The volume of information people are exposed to also creates challenges in the brain's ability to process and recall information. Content should be presented at a level that is challenging, but within the audience's capability to understand. Learning is a resource-hungry activity, and there are limits to the brain's ability to digest and store new material. It may sound rudimentary, but sleep is a crucial factor to aid learning. Neurons activated during learning are reactivated during slow-wave sleep.
An optimized learning environment should address physiological needs by ensuring adequate food and water are available and that light, temperature and ventilation are at appropriate levels. It is also essential to address the emotional aspect of learning. Emotion regulates where people place their attention, and emotional cues linked to learning content forge a deeper and richer neural pathway than fact-based content alone. Where there is insufficient concentration, neural networks fail to form adequately.

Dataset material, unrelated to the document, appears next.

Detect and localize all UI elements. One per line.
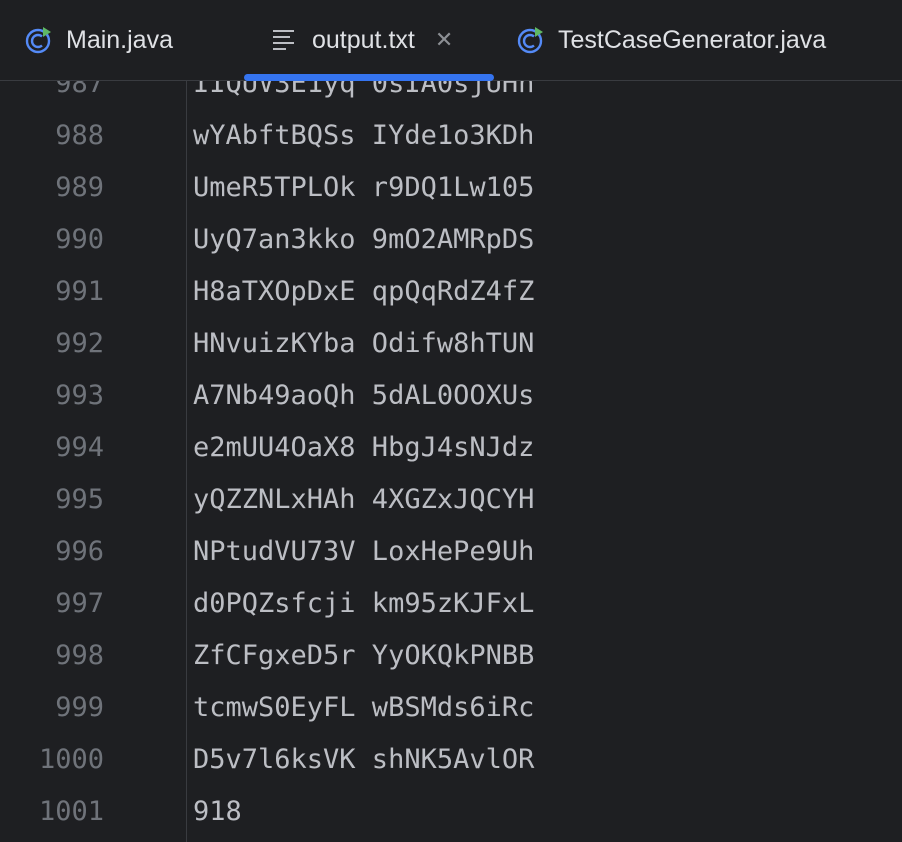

According to Knud Illeris, a Danish scientist and professor of lifelong learning at the Danish University of Education in Copenhagen, self-directed learning is highly effective, and when done in a purposeful manner, the learner is more likely to retain the information. Motivation is also important. Without an intrinsic incentive to learn, the dopamine reward mechanisms that reinforce learning fail to be activated.
Further, despite the popularity and practicality of e-learning, learning that takes place through direct experiences or observation of others remains crucial. Formal classroom instruction enables people to test and validate thinking, and providing a supportive environment where failure is an accepted part of the experience helps foster learning.
A traditional model for learning is the 70-20-10 rule, which suggests that 70 percent of learning should occur informally and on the job, 20 percent is the result of observing others and 10 percent is formal training. Another popular model for learning, AGES, was developed in 2010 by Lila Davachi, associate professor of psychology at New York University. This model highlights four criteria necessary for effective learning:
Focus on a single area of interesting and relevant material when designing programs.
People can generate their own thinking through direct interaction.
Employees are more apt to learn based on emotional cues associated with the learning task.
Content should be spread across days for optimal learning and retention.
With a deeper knowledge of how humans learn, learning leaders can design programs based on scientific theory that tap the brain's learning capabilities and drive desired learning results.